Tether CTO, Paolo Ardoino, has confirmed that the Tether website, tether.io, is currently suffering a DDOS attack. The number of requests for the website increased from 2,000 to 8,000,000 every five minutes early on Saturday morning, June 18. The chart below showcases the increase in requests.
Ardoino confirmed that the “attack is now mitigated,” but they are “leaving the ‘I’m under attack mode’ enabled” to mitigate further risk. According to the Tether CTO, the additional security move “won’t affect the ability of redeeming,” according to the Tether CTO.
Under attack mode
“I’m under attack mode” is a feature of Cloudflare’s DNS management service that protects websites from DDOS attacks by forcing users to complete an additional step to access the website. For human users viewing the website through a standard web browser, this results in a few-second delay while the browser completes a javascript challenge.
If the browser cannot complete the challenge, then the user may be required to complete a captcha to get to the website. However, DDOS attacks are often conducted using remote servers making requests on the website from outside of a browser.
These methods will fail the challenge request and thus get kicked before even reaching the server.

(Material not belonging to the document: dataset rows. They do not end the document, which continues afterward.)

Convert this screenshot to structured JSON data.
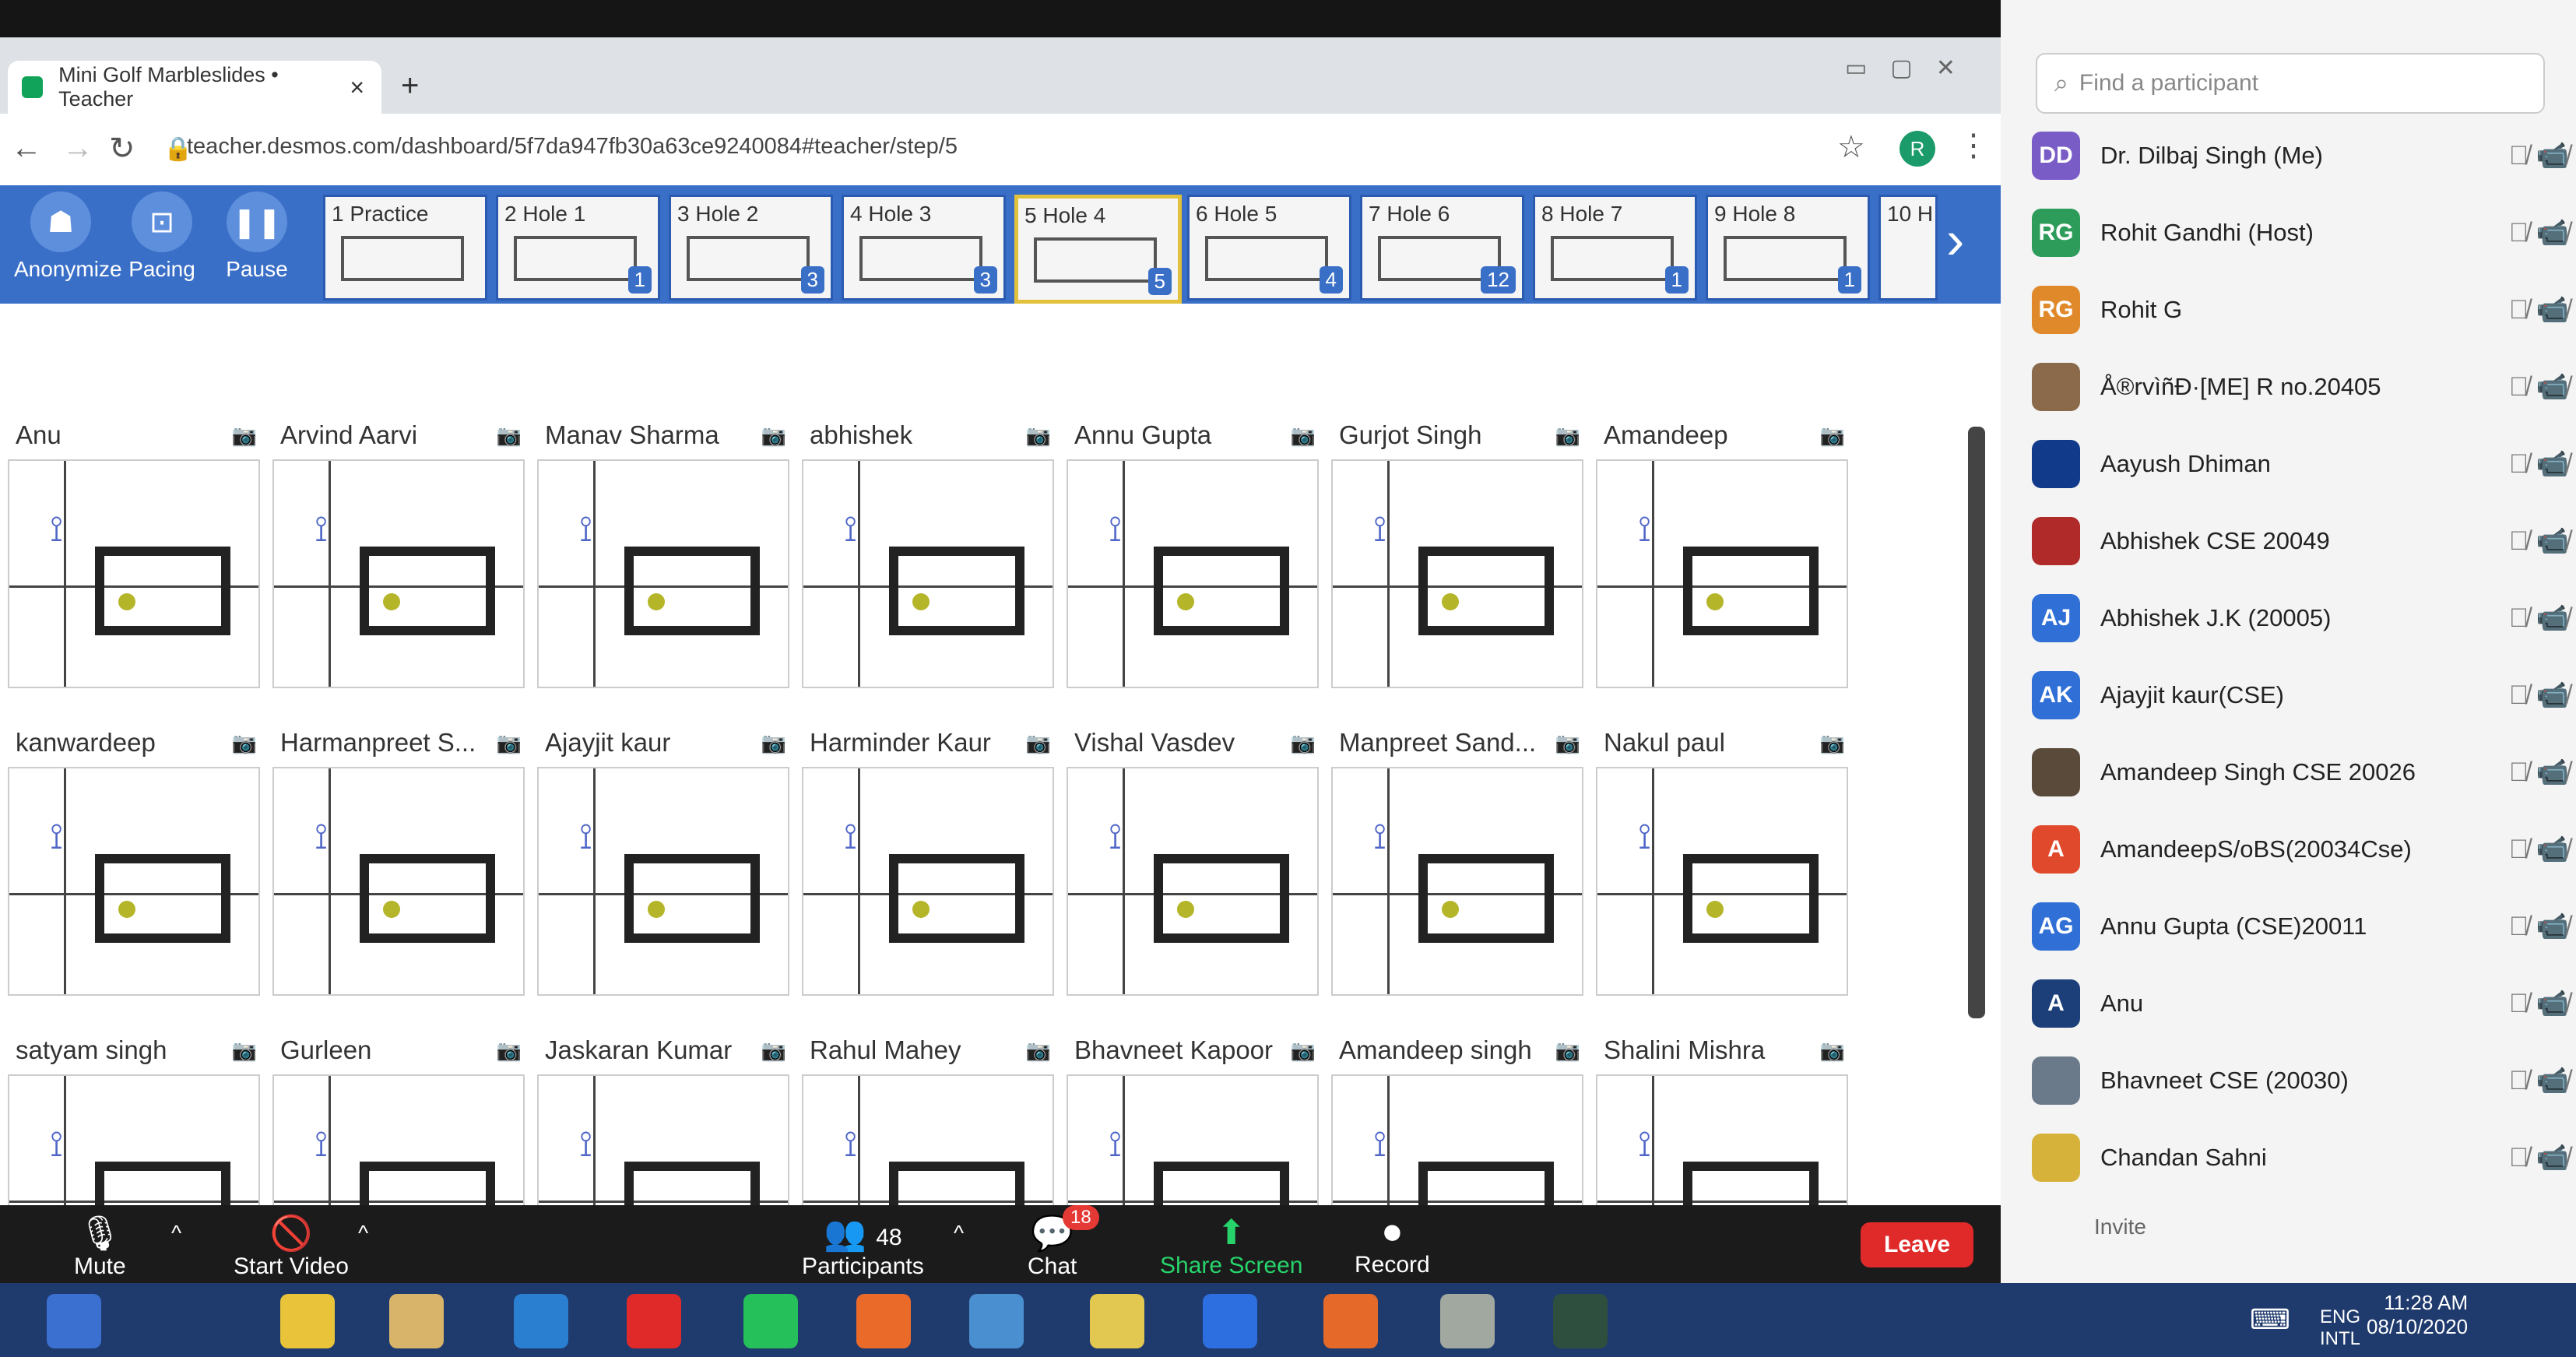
{
  "browser": {
    "tab_title": "Mini Golf Marbleslides • Teacher",
    "new_tab": "+",
    "url": "teacher.desmos.com/dashboard/5f7da947fb30a63ce9240084#teacher/step/5",
    "profile_initial": "R"
  },
  "toolbar": {
    "buttons": [
      {
        "label": "Anonymize",
        "icon": "incognito-icon"
      },
      {
        "label": "Pacing",
        "icon": "pacing-icon"
      },
      {
        "label": "Pause",
        "icon": "pause-icon"
      }
    ],
    "screens": [
      {
        "label": "1 Practice",
        "count": ""
      },
      {
        "label": "2 Hole 1",
        "count": "1"
      },
      {
        "label": "3 Hole 2",
        "count": "3"
      },
      {
        "label": "4 Hole 3",
        "count": "3"
      },
      {
        "label": "5 Hole 4",
        "count": "5",
        "active": true
      },
      {
        "label": "6 Hole 5",
        "count": "4"
      },
      {
        "label": "7 Hole 6",
        "count": "12"
      },
      {
        "label": "8 Hole 7",
        "count": "1"
      },
      {
        "label": "9 Hole 8",
        "count": "1"
      },
      {
        "label": "10 H",
        "count": ""
      }
    ]
  },
  "students": [
    [
      "Anu",
      "Arvind Aarvi",
      "Manav Sharma",
      "abhishek",
      "Annu Gupta",
      "Gurjot Singh",
      "Amandeep"
    ],
    [
      "kanwardeep",
      "Harmanpreet S...",
      "Ajayjit kaur",
      "Harminder Kaur",
      "Vishal Vasdev",
      "Manpreet Sand...",
      "Nakul paul"
    ],
    [
      "satyam singh",
      "Gurleen",
      "Jaskaran Kumar",
      "Rahul Mahey",
      "Bhavneet Kapoor",
      "Amandeep singh",
      "Shalini Mishra"
    ]
  ],
  "zoom": {
    "mute": "Mute",
    "start_video": "Start Video",
    "participants_count": "48",
    "participants": "Participants",
    "chat": "Chat",
    "chat_badge": "18",
    "share": "Share Screen",
    "record": "Record",
    "leave": "Leave"
  },
  "panel": {
    "search_placeholder": "Find a participant",
    "participants": [
      {
        "initials": "DD",
        "name": "Dr. Dilbaj Singh (Me)",
        "color": "#7a5cc7"
      },
      {
        "initials": "RG",
        "name": "Rohit Gandhi (Host)",
        "color": "#2d9c5a"
      },
      {
        "initials": "RG",
        "name": "Rohit G",
        "color": "#e0892b"
      },
      {
        "initials": "",
        "name": "Å®rvìñÐ·[ME] R no.20405",
        "color": "#8a6a4a"
      },
      {
        "initials": "",
        "name": "Aayush Dhiman",
        "color": "#123a8a"
      },
      {
        "initials": "",
        "name": "Abhishek CSE 20049",
        "color": "#b02a2a"
      },
      {
        "initials": "AJ",
        "name": "Abhishek J.K (20005)",
        "color": "#2f6fd6"
      },
      {
        "initials": "AK",
        "name": "Ajayjit kaur(CSE)",
        "color": "#2f6fd6"
      },
      {
        "initials": "",
        "name": "Amandeep Singh CSE 20026",
        "color": "#5a4a3a"
      },
      {
        "initials": "A",
        "name": "AmandeepS/oBS(20034Cse)",
        "color": "#e0492b"
      },
      {
        "initials": "AG",
        "name": "Annu Gupta (CSE)20011",
        "color": "#2f6fd6"
      },
      {
        "initials": "A",
        "name": "Anu",
        "color": "#1c3f7a"
      },
      {
        "initials": "",
        "name": "Bhavneet CSE (20030)",
        "color": "#6a7a8a"
      },
      {
        "initials": "",
        "name": "Chandan Sahni",
        "color": "#d6b23a"
      }
    ],
    "invite": "Invite"
  },
  "taskbar": {
    "lang1": "ENG",
    "lang2": "INTL",
    "time": "11:28 AM",
    "date": "08/10/2020"
  }
}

Here, Cloudflare handles all the excess demand leaving the website free to perform tasks as usual. Ardoino also confirmed that the reason for the issue was that “it takes a bit of time for the auto-scale to adjust.” In this, he refers to the ability of the server behind the website to scale up resources to cope with the unexpected increase in demand.
Earlier on Saturday, Paolo tweeted, “It will be a long weekend,” but it is unlikely he expected it to be due to an attack on Tether’s website.